During the war years there is a distinct change in style and tone in Bush’s work. From the start of his wartime trilogy Travers has started to narrate the stories, as he does here, but there is beginning to emerge a darker, more pragmatic approach to the art of solving a case, perhaps, as the excellent Introduction suggests, as the result of the influence, conscious or unconscious, of the American crime writing fraternity. Certainly, here Travers is prepared to fight like a cornered tiger to preserve his reputation and his marriage, willing to counter blackmail with blackmail and to play his own game without much reference to his old police mucker, The “General” Wharton, who, as usual, eventually gets there but, without Travers’ assistance, takes a more circuitous route.
Travers has a new helpmate in the form of Frank Tarling, a professional private investigator drafted in to help disprove Charlotte’s claim that an illegitimate child was spawned from their affair. However, his role is expanded to encompass the two murders that form the meat of the case. The pair work well together, Tarling prepared to do the hard graft while Travers oversees matters.

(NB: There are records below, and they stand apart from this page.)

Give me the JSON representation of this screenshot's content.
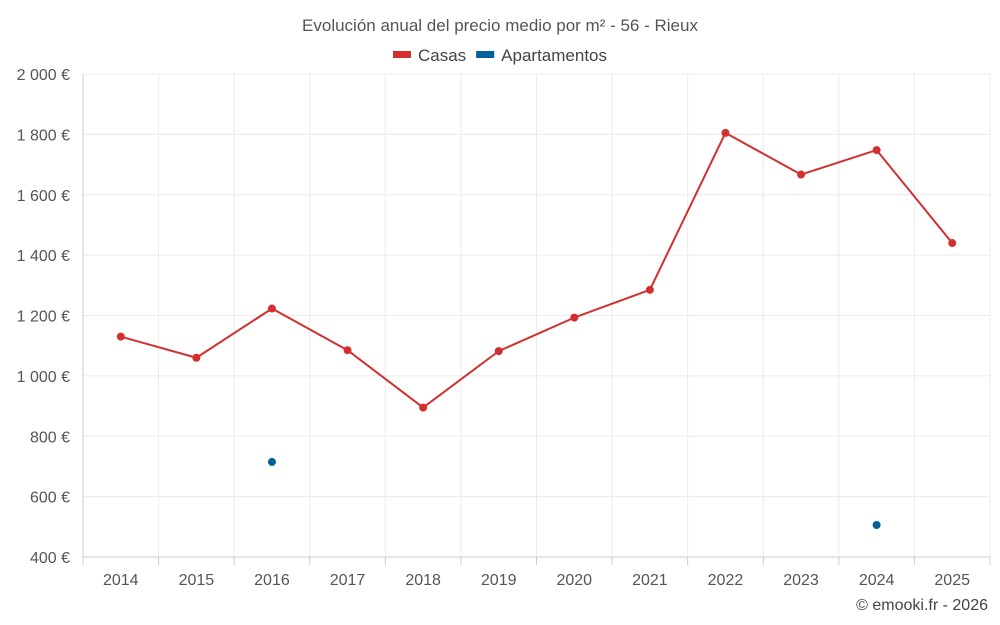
{
  "chart_data": {
    "type": "line",
    "title": "Evolución anual del precio medio por m² - 56 - Rieux",
    "categories": [
      "2014",
      "2015",
      "2016",
      "2017",
      "2018",
      "2019",
      "2020",
      "2021",
      "2022",
      "2023",
      "2024",
      "2025"
    ],
    "ylim": [
      400,
      2000
    ],
    "yticks": [
      400,
      600,
      800,
      1000,
      1200,
      1400,
      1600,
      1800,
      2000
    ],
    "ytick_labels": [
      "400 €",
      "600 €",
      "800 €",
      "1 000 €",
      "1 200 €",
      "1 400 €",
      "1 600 €",
      "1 800 €",
      "2 000 €"
    ],
    "series": [
      {
        "name": "Casas",
        "color": "#d32f2f",
        "values": [
          1130,
          1060,
          1223,
          1085,
          895,
          1082,
          1193,
          1285,
          1805,
          1667,
          1748,
          1440
        ]
      },
      {
        "name": "Apartamentos",
        "color": "#036199",
        "values": [
          null,
          null,
          715,
          null,
          null,
          null,
          null,
          null,
          null,
          null,
          506,
          null
        ]
      }
    ],
    "legend_position": "top-center",
    "grid": true
  },
  "credit": "© emooki.fr - 2026"
}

The case itself is one of Bush’s better ones, both intriguing and complex. Its origins lie in a betting scam involving back-dated telegrams sent from rural post offices after the race has been run. Ina trial in 1937 at which Wharton shows professional interest and Travers comes along for the ride, the actor, Rupert Craigne, and his associates Sivley and Harper are jailed. The fourth man, a horse trainer, Rogerley, walks free. Sivley, who has received the harsher sentence, shouts as he is being led down that he has scores to settle when he is released. Sure enough, shortly after Sivley’s release Craigne and his father-in-law, Joe Passman, whom Wharton had suspected at the original trial as being implicated in the plot, are murdered within hours of each other and Sivley disappears.
Of course, the case is much more complex than a simple hunt for the obvious suspect, Sivley. It turns upon what the butler, Matthews, saw, in this case reflected in a Queen Anne mirror, the finest of its kind that Travers has ever seen and one on which he has his eye. Matthews pays for his inadvertent knowledge with his life.
The eminence grise in the tale is the marvellous Charlotte Craigne, a true femme fatale and the most formidable female antagonist Travers was ever to encounter, in the sleuth’s own words. He finds himself entangled in her web, used as a pawn to give herself and her seemingly estranged husband a cast-iron alibi. Although Travers has suspicions about what was really behind the murders, the scales only fall from his eyes when he sees a maid’s antics reflected in a mirror. It is another case where a behavioural tic gives an identity away.
The denouement gives the book a fantastic finale with Wharton playing the part of a Belgian to fine effect, although the main culprit escapes their judicial fate with a timely consumption of poison. It was a thoroughly entertaining and gripping case, one of Bush’s better ones, and kept me enthralled to the end.